Mortality and morbidity after transmetatarsal amputation: retrospective review of 101 cases

Jason Pollard, Graham A Hamilton, Shannon M Rush, Lawrence A Ford
Journal of Foot and Ankle Surgery 2006, 45 (2): 91-7
16513503
Medical records were reviewed for 90 patients (101 amputations) (mean age 64.3 years, range 39 to 86 years) who underwent transmetatarsal amputation (TMA).

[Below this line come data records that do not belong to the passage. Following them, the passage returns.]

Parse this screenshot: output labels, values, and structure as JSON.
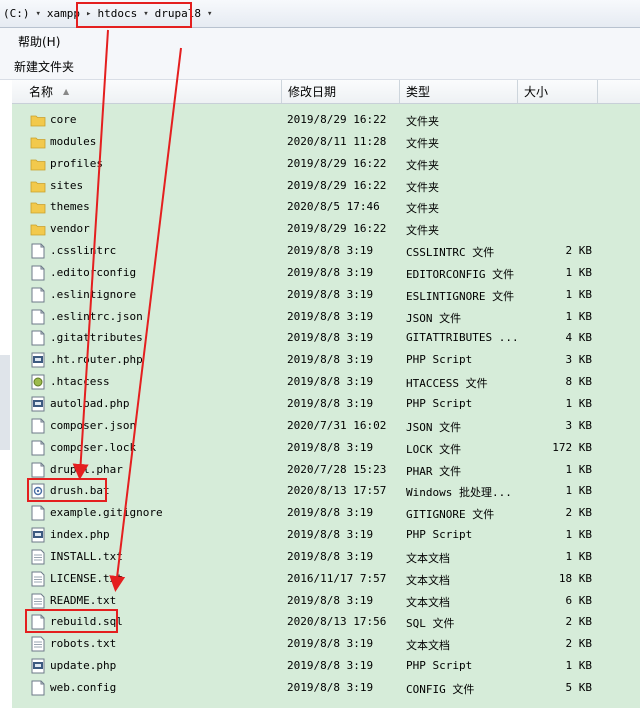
{
  "address_bar": {
    "crumbs": [
      "(C:)",
      "xampp",
      "htdocs",
      "drupal8"
    ]
  },
  "menu": {
    "help": "帮助(H)"
  },
  "toolbar": {
    "new_folder": "新建文件夹"
  },
  "columns": {
    "name": "名称",
    "date": "修改日期",
    "type": "类型",
    "size": "大小"
  },
  "files": [
    {
      "name": "core",
      "date": "2019/8/29 16:22",
      "type": "文件夹",
      "size": "",
      "icon": "folder-icon"
    },
    {
      "name": "modules",
      "date": "2020/8/11 11:28",
      "type": "文件夹",
      "size": "",
      "icon": "folder-icon"
    },
    {
      "name": "profiles",
      "date": "2019/8/29 16:22",
      "type": "文件夹",
      "size": "",
      "icon": "folder-icon"
    },
    {
      "name": "sites",
      "date": "2019/8/29 16:22",
      "type": "文件夹",
      "size": "",
      "icon": "folder-icon"
    },
    {
      "name": "themes",
      "date": "2020/8/5 17:46",
      "type": "文件夹",
      "size": "",
      "icon": "folder-icon"
    },
    {
      "name": "vendor",
      "date": "2019/8/29 16:22",
      "type": "文件夹",
      "size": "",
      "icon": "folder-icon"
    },
    {
      "name": ".csslintrc",
      "date": "2019/8/8 3:19",
      "type": "CSSLINTRC 文件",
      "size": "2 KB",
      "icon": "file-icon"
    },
    {
      "name": ".editorconfig",
      "date": "2019/8/8 3:19",
      "type": "EDITORCONFIG 文件",
      "size": "1 KB",
      "icon": "file-icon"
    },
    {
      "name": ".eslintignore",
      "date": "2019/8/8 3:19",
      "type": "ESLINTIGNORE 文件",
      "size": "1 KB",
      "icon": "file-icon"
    },
    {
      "name": ".eslintrc.json",
      "date": "2019/8/8 3:19",
      "type": "JSON 文件",
      "size": "1 KB",
      "icon": "file-icon"
    },
    {
      "name": ".gitattributes",
      "date": "2019/8/8 3:19",
      "type": "GITATTRIBUTES ...",
      "size": "4 KB",
      "icon": "file-icon"
    },
    {
      "name": ".ht.router.php",
      "date": "2019/8/8 3:19",
      "type": "PHP Script",
      "size": "3 KB",
      "icon": "php-icon"
    },
    {
      "name": ".htaccess",
      "date": "2019/8/8 3:19",
      "type": "HTACCESS 文件",
      "size": "8 KB",
      "icon": "htaccess-icon"
    },
    {
      "name": "autoload.php",
      "date": "2019/8/8 3:19",
      "type": "PHP Script",
      "size": "1 KB",
      "icon": "php-icon"
    },
    {
      "name": "composer.json",
      "date": "2020/7/31 16:02",
      "type": "JSON 文件",
      "size": "3 KB",
      "icon": "file-icon"
    },
    {
      "name": "composer.lock",
      "date": "2019/8/8 3:19",
      "type": "LOCK 文件",
      "size": "172 KB",
      "icon": "file-icon"
    },
    {
      "name": "drupal.phar",
      "date": "2020/7/28 15:23",
      "type": "PHAR 文件",
      "size": "1 KB",
      "icon": "file-icon"
    },
    {
      "name": "drush.bat",
      "date": "2020/8/13 17:57",
      "type": "Windows 批处理...",
      "size": "1 KB",
      "icon": "bat-icon"
    },
    {
      "name": "example.gitignore",
      "date": "2019/8/8 3:19",
      "type": "GITIGNORE 文件",
      "size": "2 KB",
      "icon": "file-icon"
    },
    {
      "name": "index.php",
      "date": "2019/8/8 3:19",
      "type": "PHP Script",
      "size": "1 KB",
      "icon": "php-icon"
    },
    {
      "name": "INSTALL.txt",
      "date": "2019/8/8 3:19",
      "type": "文本文档",
      "size": "1 KB",
      "icon": "text-file-icon"
    },
    {
      "name": "LICENSE.txt",
      "date": "2016/11/17 7:57",
      "type": "文本文档",
      "size": "18 KB",
      "icon": "text-file-icon"
    },
    {
      "name": "README.txt",
      "date": "2019/8/8 3:19",
      "type": "文本文档",
      "size": "6 KB",
      "icon": "text-file-icon"
    },
    {
      "name": "rebuild.sql",
      "date": "2020/8/13 17:56",
      "type": "SQL 文件",
      "size": "2 KB",
      "icon": "file-icon"
    },
    {
      "name": "robots.txt",
      "date": "2019/8/8 3:19",
      "type": "文本文档",
      "size": "2 KB",
      "icon": "text-file-icon"
    },
    {
      "name": "update.php",
      "date": "2019/8/8 3:19",
      "type": "PHP Script",
      "size": "1 KB",
      "icon": "php-icon"
    },
    {
      "name": "web.config",
      "date": "2019/8/8 3:19",
      "type": "CONFIG 文件",
      "size": "5 KB",
      "icon": "file-icon"
    }
  ],
  "colors": {
    "annotation": "#e41f1f",
    "pane": "#d6ecd9",
    "folder": "#f2c94c"
  }
}
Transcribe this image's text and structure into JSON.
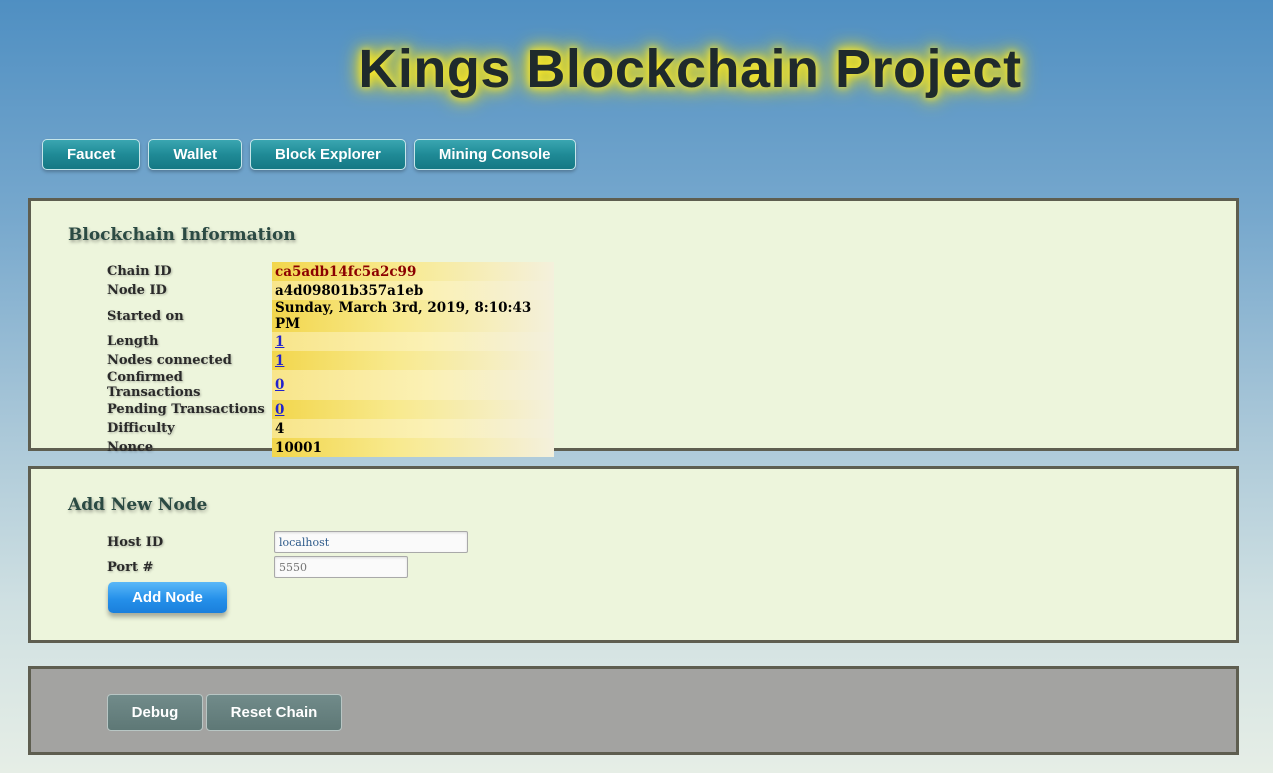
{
  "header": {
    "title": "Kings Blockchain Project"
  },
  "nav": {
    "items": [
      {
        "label": "Faucet"
      },
      {
        "label": "Wallet"
      },
      {
        "label": "Block Explorer"
      },
      {
        "label": "Mining Console"
      }
    ]
  },
  "blockchain_info": {
    "heading": "Blockchain Information",
    "rows": [
      {
        "label": "Chain ID",
        "value": "ca5adb14fc5a2c99"
      },
      {
        "label": "Node ID",
        "value": "a4d09801b357a1eb"
      },
      {
        "label": "Started on",
        "value": "Sunday, March 3rd, 2019, 8:10:43 PM"
      },
      {
        "label": "Length",
        "value": "1"
      },
      {
        "label": "Nodes connected",
        "value": "1"
      },
      {
        "label": "Confirmed Transactions",
        "value": "0"
      },
      {
        "label": "Pending Transactions",
        "value": "0"
      },
      {
        "label": "Difficulty",
        "value": "4"
      },
      {
        "label": "Nonce",
        "value": "10001"
      }
    ]
  },
  "add_node": {
    "heading": "Add New Node",
    "host_label": "Host ID",
    "host_value": "localhost",
    "port_label": "Port #",
    "port_placeholder": "5550",
    "submit_label": "Add Node"
  },
  "debug_panel": {
    "debug_label": "Debug",
    "reset_label": "Reset Chain"
  },
  "colors": {
    "nav_button": "#1f8a96",
    "add_node_button": "#2590ea",
    "panel_background": "#edf5dc",
    "debug_panel_background": "#a3a3a1",
    "chain_id_text": "#8b0000",
    "link_text": "#2222cc"
  }
}
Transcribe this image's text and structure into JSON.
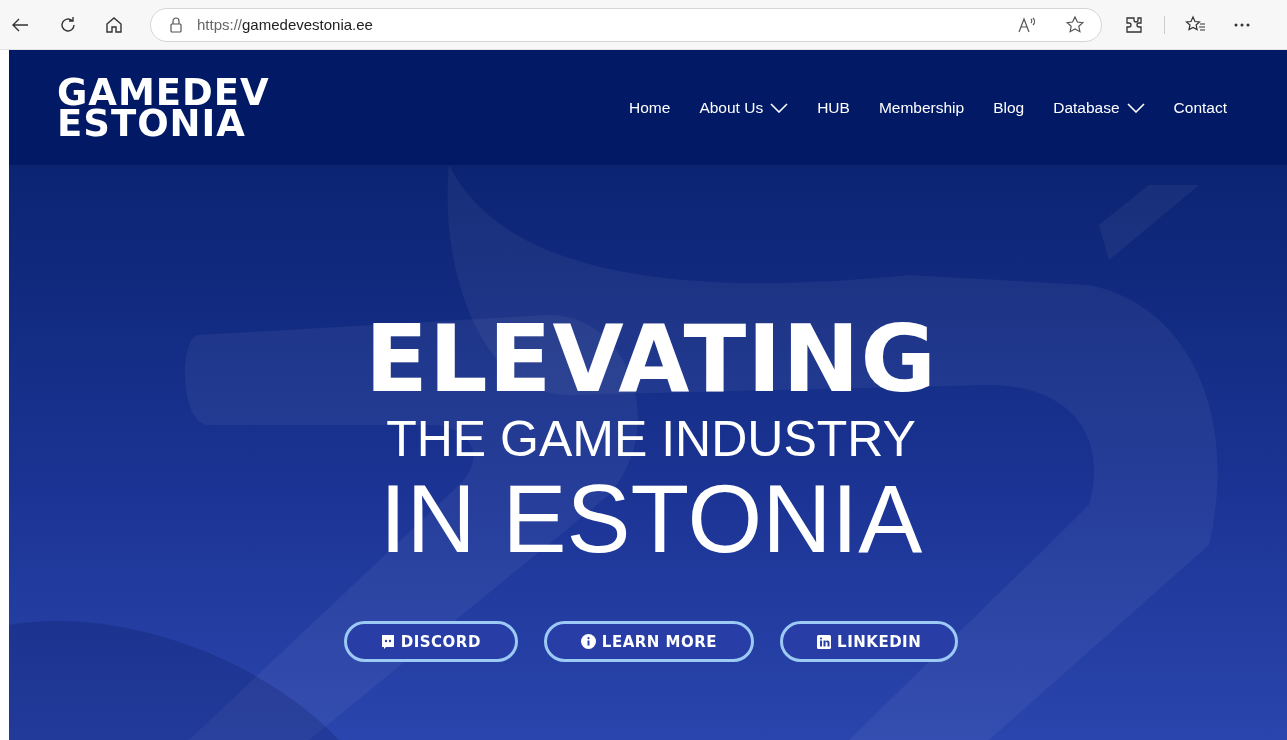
{
  "browser": {
    "url_scheme": "https://",
    "url_host": "gamedevestonia.ee"
  },
  "site": {
    "logo_lines": [
      "GAMEDEV",
      "ESTONIA"
    ],
    "nav": [
      {
        "label": "Home",
        "dropdown": false
      },
      {
        "label": "About Us",
        "dropdown": true
      },
      {
        "label": "HUB",
        "dropdown": false
      },
      {
        "label": "Membership",
        "dropdown": false
      },
      {
        "label": "Blog",
        "dropdown": false
      },
      {
        "label": "Database",
        "dropdown": true
      },
      {
        "label": "Contact",
        "dropdown": false
      }
    ]
  },
  "hero": {
    "headline": "ELEVATING",
    "subline": "THE GAME INDUSTRY",
    "tagline": "IN ESTONIA",
    "buttons": [
      {
        "label": "DISCORD",
        "kind": "discord"
      },
      {
        "label": "LEARN MORE",
        "kind": "info"
      },
      {
        "label": "LINKEDIN",
        "kind": "linkedin"
      }
    ]
  }
}
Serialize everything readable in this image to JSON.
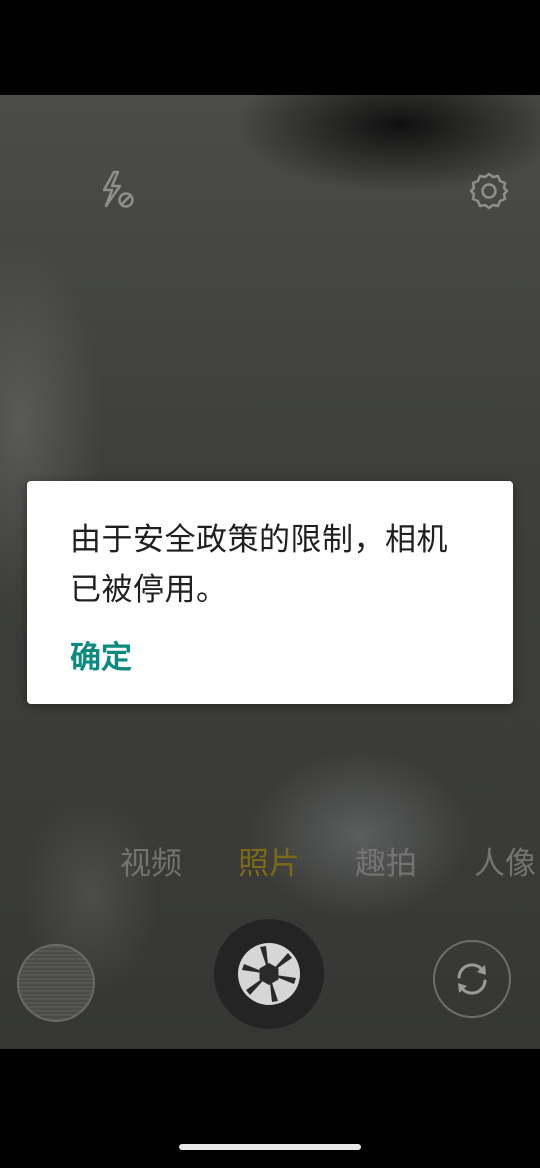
{
  "dialog": {
    "message": "由于安全政策的限制，相机已被停用。",
    "ok_label": "确定"
  },
  "modes": [
    {
      "label": "视频",
      "active": false
    },
    {
      "label": "照片",
      "active": true
    },
    {
      "label": "趣拍",
      "active": false
    },
    {
      "label": "人像",
      "active": false
    }
  ],
  "icons": {
    "flash": "flash-off-icon",
    "settings": "gear-icon",
    "shutter": "aperture-icon",
    "switch": "switch-camera-icon"
  },
  "colors": {
    "accent": "#0b8a7f",
    "active_mode": "#7d6a16",
    "inactive_mode": "#737371"
  }
}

The mean follow-up period, excluding those patients who either died or went on to a more proximal amputation less than 6 months after TMA, was 2.1 years. Patients were examined for any postoperative complications associated with TMA. Complications were defined as hospital mortality occurring less than 30 days postoperatively; stump infarction with or without more proximal amputation; postoperative infection; chronic stump ulceration; stump deformity in any of 3 cardinal planes; wound dehiscence; equinus and calcaneus gait. An uncomplicated outcome was defined as the absence of all these complications and an ability to walk on the residuum with a diabetic shoe and filler after a minimum follow-up of 6 months. The chi(2) tests of association were used to determine whether diabetes, a palpable pedal pulse, coronary artery disease, end-stage renal disease, cerebral vascular accident, or hypertension were predictive of or associated with healing. A documented palpable pedal pulse was a predictor of healing (P = .0567) and of not requiring more proximal amputation (P = .03). End-stage renal disease predicted nonhealing (P = .04). A healed stump was achieved in 58 cases (57.4%). Postsurgical complications developed in 88 cases (87.1%). Two patients died within 30 days postoperatively. These data suggest that TMA is associated with high complication rates in a diabetic and vasculopathic population.